Порядок констатации смерти согласно ст. 21 Закона определяется Министерством здравоохранения. Существующая Инструкция о порядке констатации смерти № 228 (утверждена Минздравом 20.12.2008), на наш взгляд, не идеальна. Например, указывается, что констатация смерти осуществляется консилиумом врачей в случае, когда пациенту выполняется искусственная вентиляция легких. В условиях пандемии ковида перевод на искусственную вентиляцию легких был широко распространен. Видимо, есть медицинские протоколы лечения, определяющие продолжительность искусственной вентиляции легких, динамику изменений и др. Медикам это лучше известно, но в юридическом плане «придраться» к этой и некоторым другим формулировкам Инструкции можно. Поэтому она нуждается в уточнении.
Возможно, в процессе ее доработки будет проанализирована методика для констатации окончания человеческой жизни, поскольку умирание всегда имеет неповторимую специфику в каждой конкретной ситуации. Совершенно правилен подход, что констатация смерти по общему правилу осуществляется консилиумом врачей.
Отдельная тема – эвтаназия. Сам по себе анализ этого явления важен для восприятия всей широты обсуждаемой проблемы, но наше общество к законодательному ее закреплению пока не готово. Альтернативой является развитие паллиативной медицины.
Ю. Г. Дегтярев:
— Владимир Петрович, последнее время Вы много внимания уделяете вопросам медицинского права, используя междисциплинарный подход, как специалист в области гражданского, международного частного права, сравнительного правоведения. Выскажите, пожалуйста, ваше мнение об обсуждаемой теме?
В. П. Мороз, кандидат юридических наук, доцент, заместитель директора Института переподготовки и повышения квалификации судей, работников прокуратуры, судов и учреждений юстиции БГУ.
— Данной проблемой занимаюсь не только с точки зрения гражданского права, но и с позиции международных стандартов прав человека. Все больше убеждаюсь, что нет более близких профессий, чем юрист и медик. Медики лечат конкретного человека, миссия юриста тоже лечить, лечить отношения между людьми, отношения в обществе в целом.
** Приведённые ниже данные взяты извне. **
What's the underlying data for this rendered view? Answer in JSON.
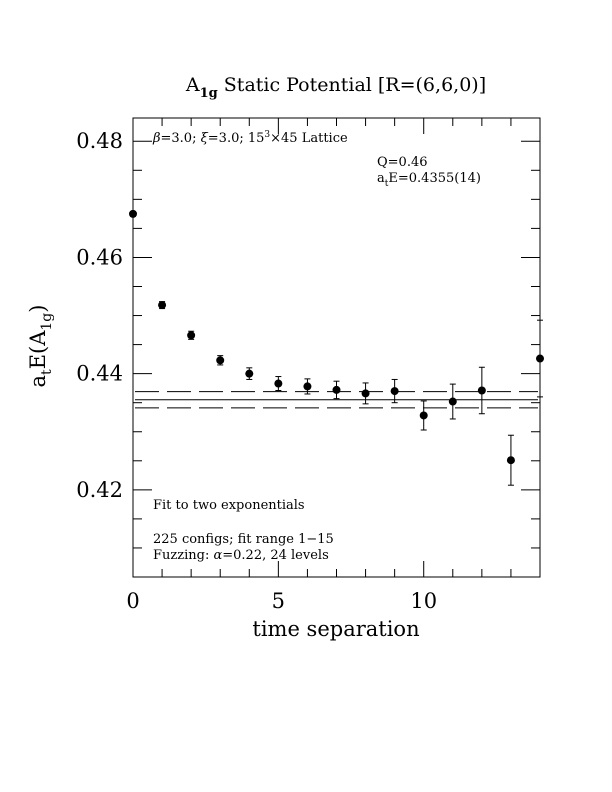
{
  "chart_data": {
    "type": "scatter",
    "title": {
      "pre": "A",
      "sub": "1g",
      "post": " Static Potential [R=(6,6,0)]"
    },
    "xlabel": "time separation",
    "ylabel": {
      "a": "a",
      "t": "t",
      "mid": "E(A",
      "sub": "1g",
      "close": ")"
    },
    "xlim": [
      0,
      14
    ],
    "ylim": [
      0.405,
      0.484
    ],
    "x_ticks_major": [
      0,
      5,
      10
    ],
    "x_tick_labels": [
      "0",
      "5",
      "10"
    ],
    "y_ticks_major": [
      0.42,
      0.44,
      0.46,
      0.48
    ],
    "y_tick_labels": [
      "0.42",
      "0.44",
      "0.46",
      "0.48"
    ],
    "grid": false,
    "legend": "none",
    "annotations": {
      "lattice": {
        "beta": "β",
        "beta_val": "=3.0; ",
        "xi": "ξ",
        "xi_val": "=3.0; 15",
        "sup": "3",
        "rest": "×45 Lattice"
      },
      "q": "Q=0.46",
      "energy": {
        "a": "a",
        "t": "t",
        "rest": "E=0.4355(14)"
      },
      "fit": "Fit to two exponentials",
      "configs": "225 configs; fit range 1−15",
      "fuzzing": {
        "pre": "Fuzzing: ",
        "alpha": "α",
        "post": "=0.22, 24 levels"
      }
    },
    "points": [
      {
        "x": 0,
        "y": 0.4675,
        "err": 0.0004
      },
      {
        "x": 1,
        "y": 0.4518,
        "err": 0.0006
      },
      {
        "x": 2,
        "y": 0.4466,
        "err": 0.0007
      },
      {
        "x": 3,
        "y": 0.4423,
        "err": 0.0008
      },
      {
        "x": 4,
        "y": 0.44,
        "err": 0.001
      },
      {
        "x": 5,
        "y": 0.4383,
        "err": 0.0012
      },
      {
        "x": 6,
        "y": 0.4378,
        "err": 0.0013
      },
      {
        "x": 7,
        "y": 0.4372,
        "err": 0.0015
      },
      {
        "x": 8,
        "y": 0.4366,
        "err": 0.0018
      },
      {
        "x": 9,
        "y": 0.437,
        "err": 0.002
      },
      {
        "x": 10,
        "y": 0.4328,
        "err": 0.0025
      },
      {
        "x": 11,
        "y": 0.4352,
        "err": 0.003
      },
      {
        "x": 12,
        "y": 0.4371,
        "err": 0.004
      },
      {
        "x": 13,
        "y": 0.4251,
        "err": 0.0043
      },
      {
        "x": 14,
        "y": 0.4426,
        "err": 0.0066
      }
    ],
    "fit": {
      "value": 0.4355,
      "error": 0.0014
    }
  }
}
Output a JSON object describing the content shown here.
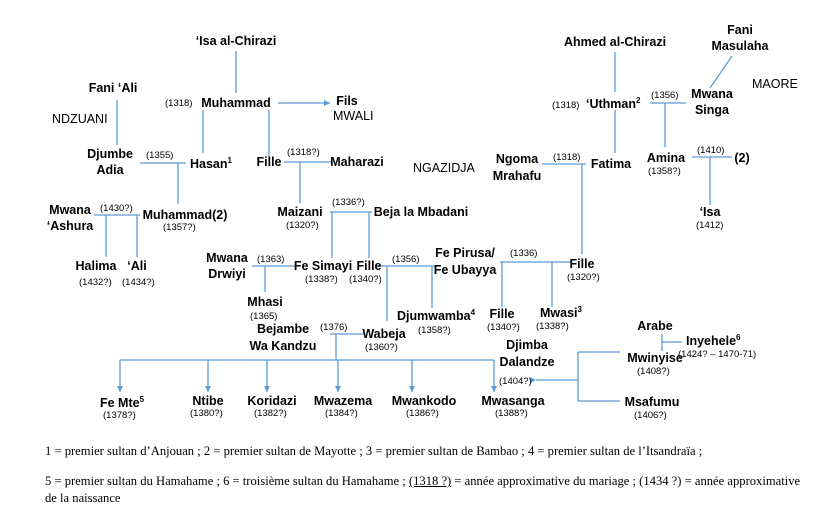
{
  "names": {
    "isa_chirazi": "‘Isa al-Chirazi",
    "fani_ali": "Fani ‘Ali",
    "muhammad": "Muhammad",
    "fils": "Fils",
    "djumbe_1": "Djumbe",
    "djumbe_2": "Adia",
    "hasan": "Hasan",
    "fille_a": "Fille",
    "maharazi": "Maharazi",
    "mwana_ashura_1": "Mwana",
    "mwana_ashura_2": "‘Ashura",
    "muhammad2": "Muhammad(2)",
    "maizani": "Maizani",
    "beja": "Beja la Mbadani",
    "halima": "Halima",
    "ali": "‘Ali",
    "mwana_drwiyi_1": "Mwana",
    "mwana_drwiyi_2": "Drwiyi",
    "fe_simayi": "Fe Simayi",
    "fille_b": "Fille",
    "mhasi": "Mhasi",
    "djumwamba": "Djumwamba",
    "fe_pirusa_1": "Fe Pirusa/",
    "fe_pirusa_2": "Fe Ubayya",
    "fille_c": "Fille",
    "fille_d": "Fille",
    "mwasi": "Mwasi",
    "bejambe_1": "Bejambe",
    "bejambe_2": "Wa Kandzu",
    "wabeja": "Wabeja",
    "fe_mte": "Fe Mte",
    "ntibe": "Ntibe",
    "koridazi": "Koridazi",
    "mwazema": "Mwazema",
    "mwankodo": "Mwankodo",
    "mwasanga": "Mwasanga",
    "djimba_1": "Djimba",
    "djimba_2": "Dalandze",
    "arabe": "Arabe",
    "inyehele": "Inyehele",
    "mwinyise": "Mwinyise",
    "msafumu": "Msafumu",
    "ahmed_chirazi": "Ahmed al-Chirazi",
    "fani_masulaha_1": "Fani",
    "fani_masulaha_2": "Masulaha",
    "mwana_singa_1": "Mwana",
    "mwana_singa_2": "Singa",
    "uthman": "‘Uthman",
    "ngoma_1": "Ngoma",
    "ngoma_2": "Mrahafu",
    "fatima": "Fatima",
    "amina": "Amina",
    "two": "(2)",
    "isa": "‘Isa"
  },
  "sups": {
    "hasan": "1",
    "uthman": "2",
    "mwasi": "3",
    "djumwamba": "4",
    "fe_mte": "5",
    "inyehele": "6"
  },
  "regions": {
    "ndzuani": "NDZUANI",
    "mwali": "MWALI",
    "ngazidja": "NGAZIDJA",
    "maore": "MAORE"
  },
  "years": {
    "muhammad": "(1318)",
    "hasan_djumbe": "(1355)",
    "fille_maharazi": "(1318?)",
    "mwana_ashura": "(1430?)",
    "muhammad2": "(1357?)",
    "maizani_beja": "(1336?)",
    "maizani": "(1320?)",
    "halima": "(1432?)",
    "ali": "(1434?)",
    "drwiyi_simayi": "(1363)",
    "fe_simayi": "(1338?)",
    "fille_b": "(1340?)",
    "fille_b_djumwamba": "(1356)",
    "mhasi": "(1365)",
    "djumwamba": "(1358?)",
    "pirusa_fille": "(1336)",
    "fille_c": "(1320?)",
    "fille_d": "(1340?)",
    "mwasi": "(1338?)",
    "bejambe_wabeja": "(1376)",
    "wabeja": "(1360?)",
    "fe_mte": "(1378?)",
    "ntibe": "(1380?)",
    "koridazi": "(1382?)",
    "mwazema": "(1384?)",
    "mwankodo": "(1386?)",
    "mwasanga": "(1388?)",
    "djimba_mwinyise": "(1404?)",
    "inyehele": "(1424? – 1470-71)",
    "mwinyise": "(1408?)",
    "msafumu": "(1406?)",
    "uthman": "(1318)",
    "uthman_singa": "(1356)",
    "ngoma_fatima": "(1318)",
    "amina_2": "(1410)",
    "amina": "(1358?)",
    "isa": "(1412)"
  },
  "legend": {
    "line1": "1 = premier sultan d’Anjouan ; 2 = premier sultan de Mayotte ; 3 = premier sultan de Bambao ; 4 = premier sultan de l’Itsandraïa ;",
    "line2_a": "5 = premier sultan du Hamahame ; 6 = troisième sultan du Hamahame ; ",
    "line2_u": "(1318 ?)",
    "line2_b": " = année approximative du mariage ; (1434 ?) = année approximative de la naissance"
  }
}
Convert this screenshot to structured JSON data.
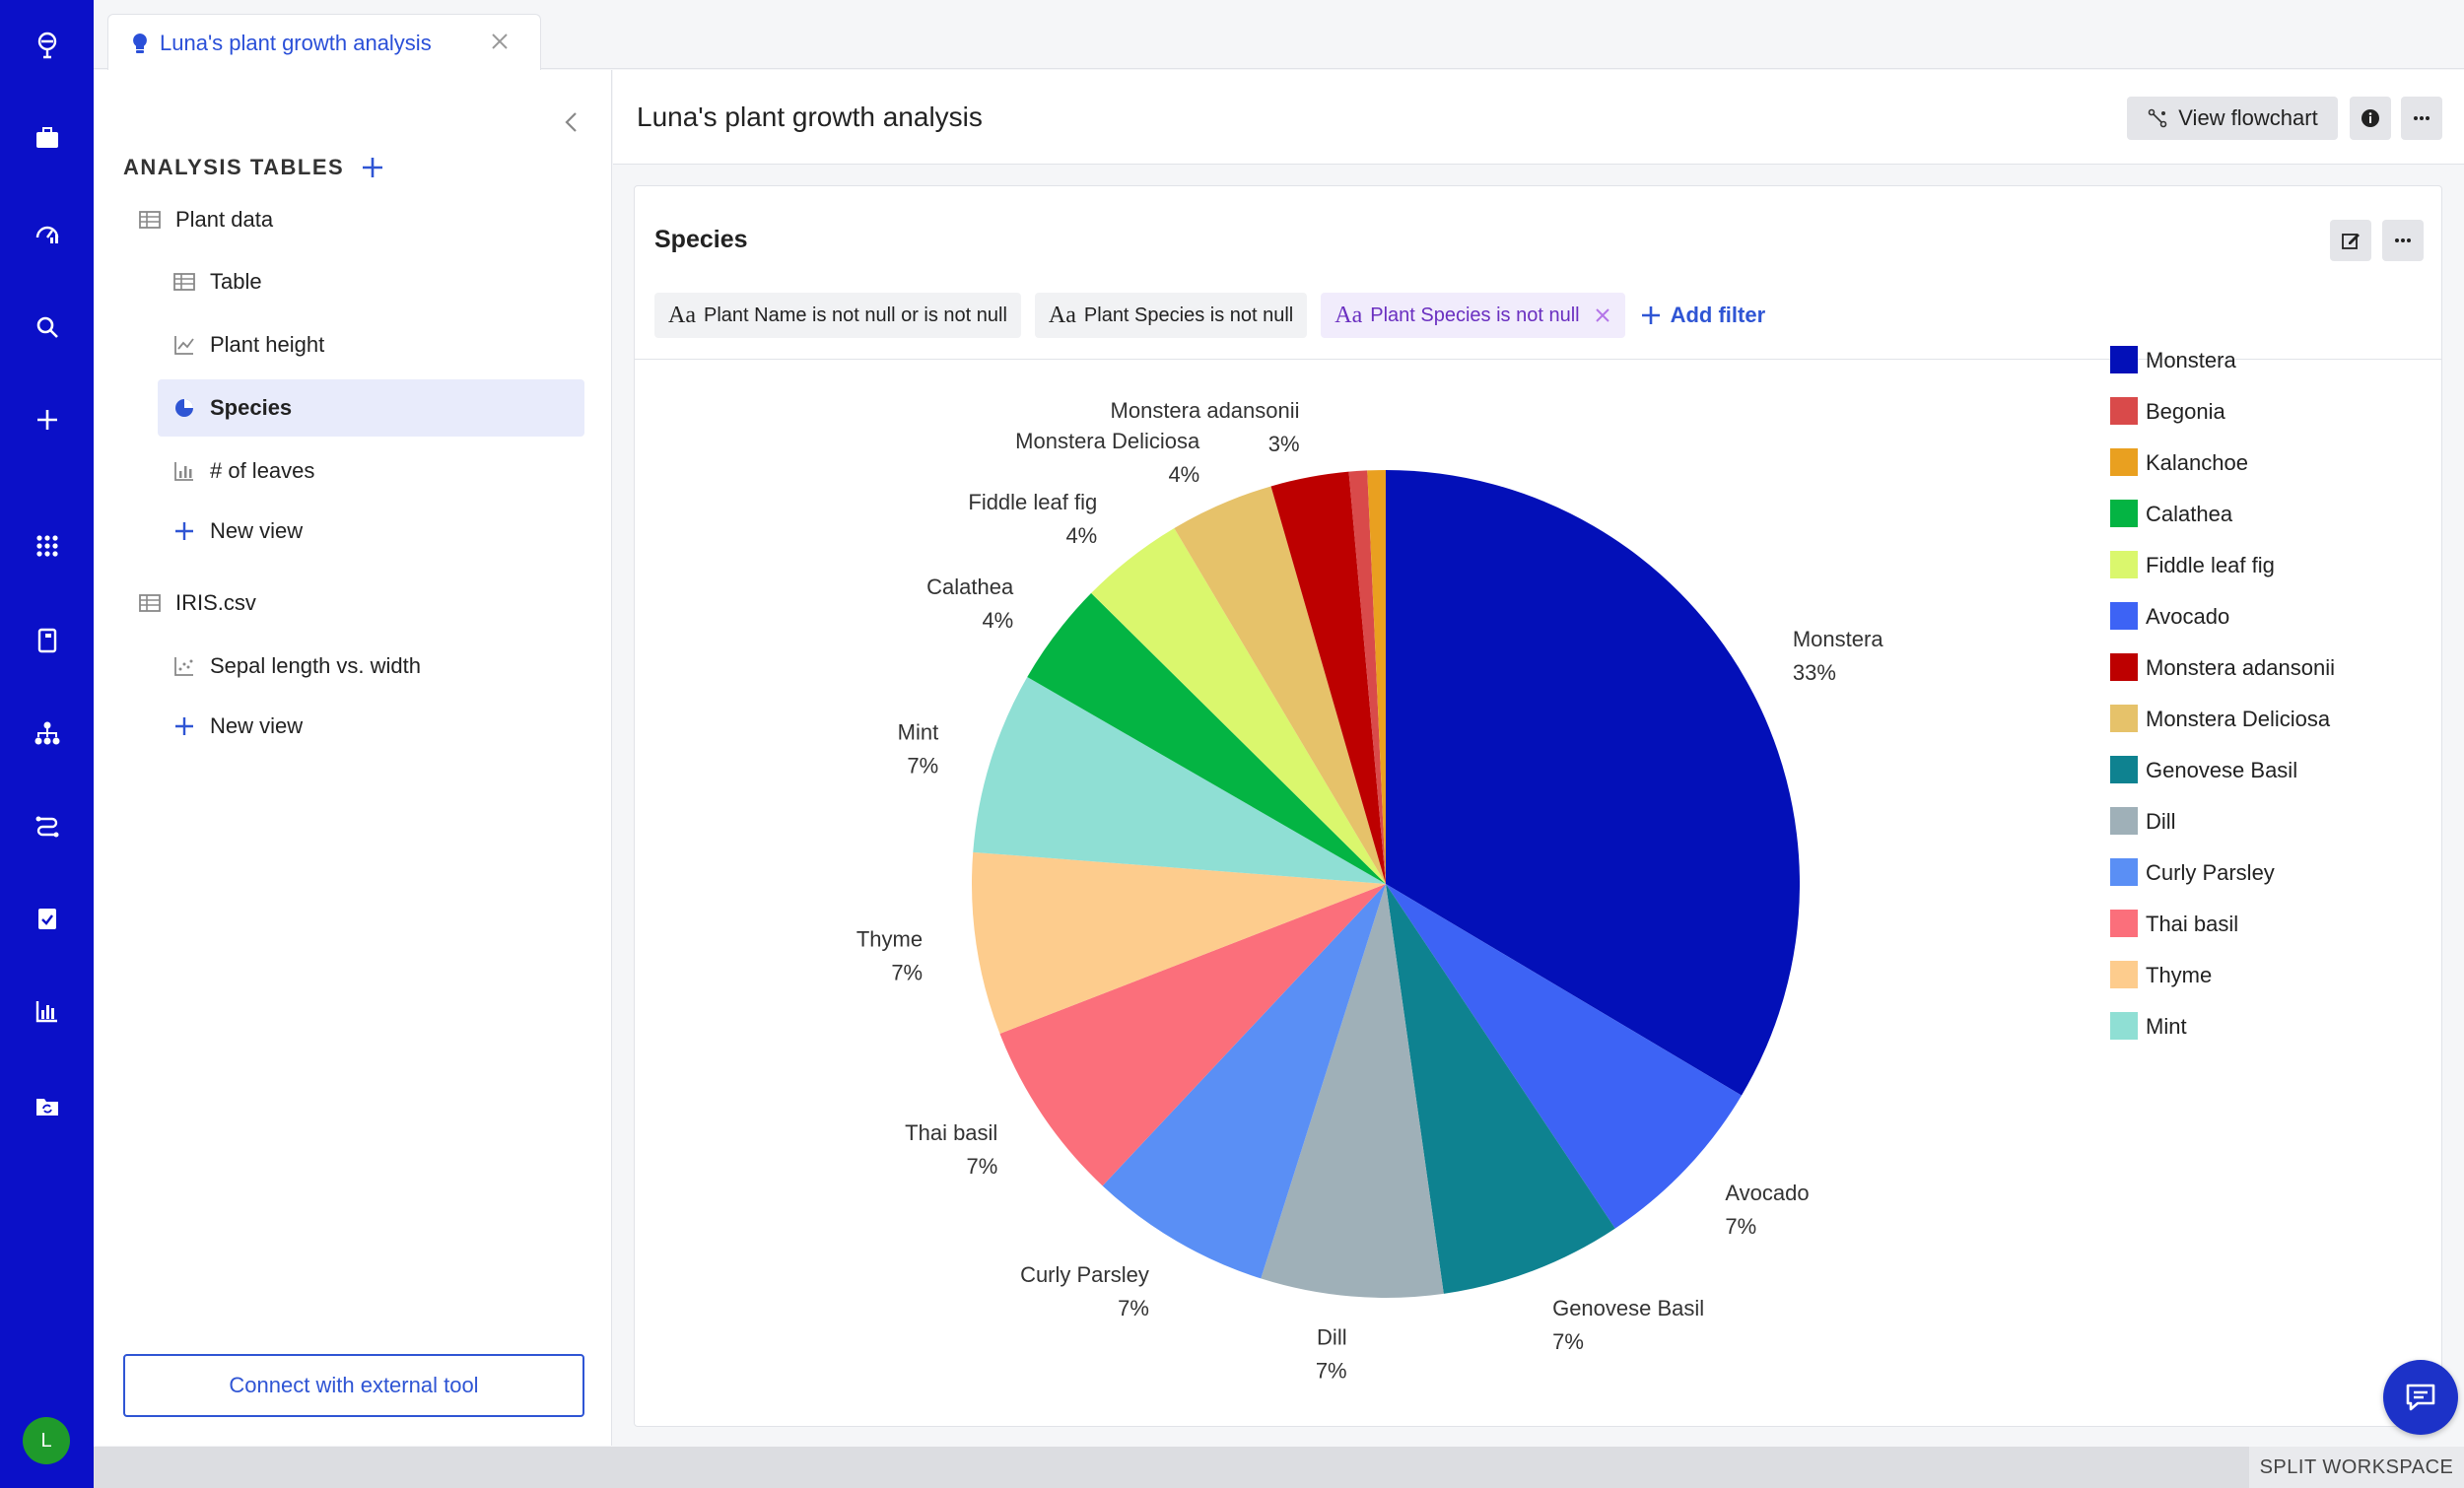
{
  "tab": {
    "title": "Luna's plant growth analysis"
  },
  "rail": {
    "items": [
      "brand-icon",
      "briefcase-icon",
      "gauge-icon",
      "search-icon",
      "plus-icon",
      "apps-grid-icon",
      "book-icon",
      "hierarchy-icon",
      "route-icon",
      "clipboard-check-icon",
      "bar-chart-icon",
      "folder-sync-icon"
    ],
    "avatar": "L"
  },
  "sidebar": {
    "section_title": "ANALYSIS TABLES",
    "tables": [
      {
        "name": "Plant data",
        "views": [
          "Table",
          "Plant height",
          "Species",
          "# of leaves"
        ],
        "new_view": "New view"
      },
      {
        "name": "IRIS.csv",
        "views": [
          "Sepal length vs. width"
        ],
        "new_view": "New view"
      }
    ],
    "connect_label": "Connect with external tool"
  },
  "header": {
    "title": "Luna's plant growth analysis",
    "view_flowchart": "View flowchart"
  },
  "card": {
    "title": "Species",
    "filters": [
      {
        "prefix": "Aa",
        "label": "Plant Name is not null or is not null"
      },
      {
        "prefix": "Aa",
        "label": "Plant Species is not null"
      },
      {
        "prefix": "Aa",
        "label": "Plant Species is not null"
      }
    ],
    "add_filter": "Add filter"
  },
  "chart_data": {
    "type": "pie",
    "slices": [
      {
        "name": "Monstera",
        "percent": 33,
        "label": "33%",
        "color": "#0310b8"
      },
      {
        "name": "Avocado",
        "percent": 7,
        "label": "7%",
        "color": "#3d63f5"
      },
      {
        "name": "Genovese Basil",
        "percent": 7,
        "label": "7%",
        "color": "#0e8290"
      },
      {
        "name": "Dill",
        "percent": 7,
        "label": "7%",
        "color": "#9fb0b8"
      },
      {
        "name": "Curly Parsley",
        "percent": 7,
        "label": "7%",
        "color": "#5a8ff5"
      },
      {
        "name": "Thai basil",
        "percent": 7,
        "label": "7%",
        "color": "#fb6f7b"
      },
      {
        "name": "Thyme",
        "percent": 7,
        "label": "7%",
        "color": "#fdcc8d"
      },
      {
        "name": "Mint",
        "percent": 7,
        "label": "7%",
        "color": "#8fdfd4"
      },
      {
        "name": "Calathea",
        "percent": 4,
        "label": "4%",
        "color": "#04b443"
      },
      {
        "name": "Fiddle leaf fig",
        "percent": 4,
        "label": "4%",
        "color": "#daf76d"
      },
      {
        "name": "Monstera Deliciosa",
        "percent": 4,
        "label": "4%",
        "color": "#e6c26a"
      },
      {
        "name": "Monstera adansonii",
        "percent": 3,
        "label": "3%",
        "color": "#bd0000"
      },
      {
        "name": "Begonia",
        "percent": 0.7,
        "label": "",
        "color": "#d94a4a"
      },
      {
        "name": "Kalanchoe",
        "percent": 0.7,
        "label": "",
        "color": "#e9a020"
      }
    ],
    "legend": [
      "Monstera",
      "Begonia",
      "Kalanchoe",
      "Calathea",
      "Fiddle leaf fig",
      "Avocado",
      "Monstera adansonii",
      "Monstera Deliciosa",
      "Genovese Basil",
      "Dill",
      "Curly Parsley",
      "Thai basil",
      "Thyme",
      "Mint"
    ],
    "legend_position": "right"
  },
  "footer": {
    "split_workspace": "SPLIT WORKSPACE"
  }
}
Полагаю, что наша дискуссия не должна исчерпываться ст. 21 Закона «о здравоохранении», если исходить из права человека на жизнь. Это право закреплено во многих международных документах, однако нигде нет определения, что такое жизнь, смерть, окончание жизни, начало жизни. Наука, медицина еще не определились с такими понятиями. При этом большинство документов, которые я пересмотрел, пока готовился к круглому столу, признают, что смерть – это процесс.
Цель права состоит в охране прав и свобод любого лица через установление всеобщей обязанности воздерживаться от их нарушения. Еще в римском праве это обеспечивалось формулой, включающей в себя три императивных предписания: честно жить, не причинять вреда другому, каждому воздавать должное. Поэтому нам нужно четко определить, какую цель мы преследуем, изменив 21 ст. Закона «о здравоохранении». Кстати, история ее принятия демонстрирует, для какой цели она принималась. В первоначальной редакции Закона «о здравоохранении» 1993 г. этой статьи не было, она появилась только в 2002 г. Изменение связано с тем, что в 1997 г. приняли «Закон о трансплантации органов и тканей человека». В нем было дано понятие смерти как необратимого прекращения деятельности головного мозга человека, при котором искусственно с помощью лекарственных средств и медицинской техники могут временно поддерживаться дыхание и сердечная деятельность. Это подтверждает тезис, что смерть — процесс.
В ст. 11 «Закона о трансплантации» указано, что забор органов умершего разрешается с момента констатации смерти. При этом в самом Законе нет определения «констатация смерти». В ст. 37 Закона «о здравоохранении» редакции 2002 г. появляется норма в духе «Закона о трансплантации» и говорится о том, что активные меры по поддержанию жизни пациента прекращаются после констатации биологической смерти. Порядок констатации биологической смерти и прекращение искусственного поддержания жизни определяются Минздравом. Для реализации ст. 37 принимается 47-я инструкция Минздрава, определяющая порядок констатации биологической смерти. Но опять же — для целей трансплантации. Дается понятие биологической и клинической смерти, разводятся понятия констатации смерти как наступающего факта и констатации смерти как презумпции, которая формируется на основании доказательств смерти головного мозга. Это важно для трансплантации, потому что констатация как презумпция по инструкции при работающем сердце и искусственной вентиляции легких (остаются функционирующие органы) основана на доказательствах полной и необратимой утраты функций головного мозга. Оформляется протокол, на его основании прекращаются реанимационные мероприятия и разрешается забор органов с целью их трансплантации. В 2008 г. принимается новая редакция Закона «о здравоохранении», с нынешней 21 ст. Согласно ей, проведение реанимационных мероприятий по поддержанию жизни пациента прекращается после констатации его смерти.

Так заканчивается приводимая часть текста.